Here's what I would do if I only had 30 seconds (and I don't know that
I'd make it):

That's a difference of 99 years. How many leap years in that time?
99/4 = 24. Add the 24 leap years to the 99 years to get 123. Divide
123 by 7 and get 17, remainder 4. Go back 4 days from Tuesday, and I
get Friday.

The day of the week for a particular date advances by 1 day every
non-leap year, and 2 days every leap year. That's why I added the
number of leap years to the number of years elapsed. Then, when the
day advances by 7 days, it's back where it started; so I took the
remainder on division by 7. Finally, I worked backward to what day it
would have to be in order to advance by 4 days and get to Tuesday.

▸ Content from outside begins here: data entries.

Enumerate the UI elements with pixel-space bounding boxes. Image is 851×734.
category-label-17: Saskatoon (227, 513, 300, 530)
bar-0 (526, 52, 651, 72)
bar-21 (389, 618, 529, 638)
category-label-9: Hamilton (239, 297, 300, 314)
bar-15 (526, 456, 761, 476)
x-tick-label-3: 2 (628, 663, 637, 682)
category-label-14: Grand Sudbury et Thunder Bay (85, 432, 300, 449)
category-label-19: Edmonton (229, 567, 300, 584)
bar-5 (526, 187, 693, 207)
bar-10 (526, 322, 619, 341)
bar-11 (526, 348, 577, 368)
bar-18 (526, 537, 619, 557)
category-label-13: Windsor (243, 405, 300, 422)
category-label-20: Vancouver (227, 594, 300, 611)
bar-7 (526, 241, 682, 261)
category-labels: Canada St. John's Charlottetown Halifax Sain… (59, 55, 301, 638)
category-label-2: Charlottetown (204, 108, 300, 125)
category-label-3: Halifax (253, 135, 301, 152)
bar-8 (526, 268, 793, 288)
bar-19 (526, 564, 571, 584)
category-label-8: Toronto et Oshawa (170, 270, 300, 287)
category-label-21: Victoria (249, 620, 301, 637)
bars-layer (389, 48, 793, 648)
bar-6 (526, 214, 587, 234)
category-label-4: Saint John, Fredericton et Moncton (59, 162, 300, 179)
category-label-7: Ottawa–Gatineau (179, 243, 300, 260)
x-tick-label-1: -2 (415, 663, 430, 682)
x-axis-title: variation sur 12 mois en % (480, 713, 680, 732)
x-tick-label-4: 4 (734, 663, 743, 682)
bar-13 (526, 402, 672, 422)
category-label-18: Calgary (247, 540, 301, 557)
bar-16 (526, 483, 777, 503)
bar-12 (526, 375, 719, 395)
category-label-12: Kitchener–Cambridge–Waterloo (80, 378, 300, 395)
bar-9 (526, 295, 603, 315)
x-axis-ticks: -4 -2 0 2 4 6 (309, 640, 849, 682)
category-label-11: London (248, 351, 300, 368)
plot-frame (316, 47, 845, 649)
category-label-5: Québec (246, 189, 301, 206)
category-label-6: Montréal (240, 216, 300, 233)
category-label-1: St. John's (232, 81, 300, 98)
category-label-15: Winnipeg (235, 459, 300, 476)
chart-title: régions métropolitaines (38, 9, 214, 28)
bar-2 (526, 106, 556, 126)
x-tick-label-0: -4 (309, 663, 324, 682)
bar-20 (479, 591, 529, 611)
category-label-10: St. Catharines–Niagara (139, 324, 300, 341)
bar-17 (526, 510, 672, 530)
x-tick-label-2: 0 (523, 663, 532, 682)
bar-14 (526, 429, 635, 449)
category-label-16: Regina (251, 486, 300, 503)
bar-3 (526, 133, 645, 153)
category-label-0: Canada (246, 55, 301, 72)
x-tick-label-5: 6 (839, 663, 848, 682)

I wouldn't have time to stop and think about whether I had properly
counted the leap day in 2000, so I wouldn't be quite sure (without
further thought) that I had it right. As it turns out, I haven't: I
could have seen this by partially listing the leap years between 1901
and 2000: 1904, 1908, ..., 2000. The numbers 4, 8, ..., 100 are 4
times the numbers 1 to 25, so there were 25 leap years. I have to go
back one more day, to Thursday. I think this is correct. I've missed
the 30 seconds, but we've both learned something.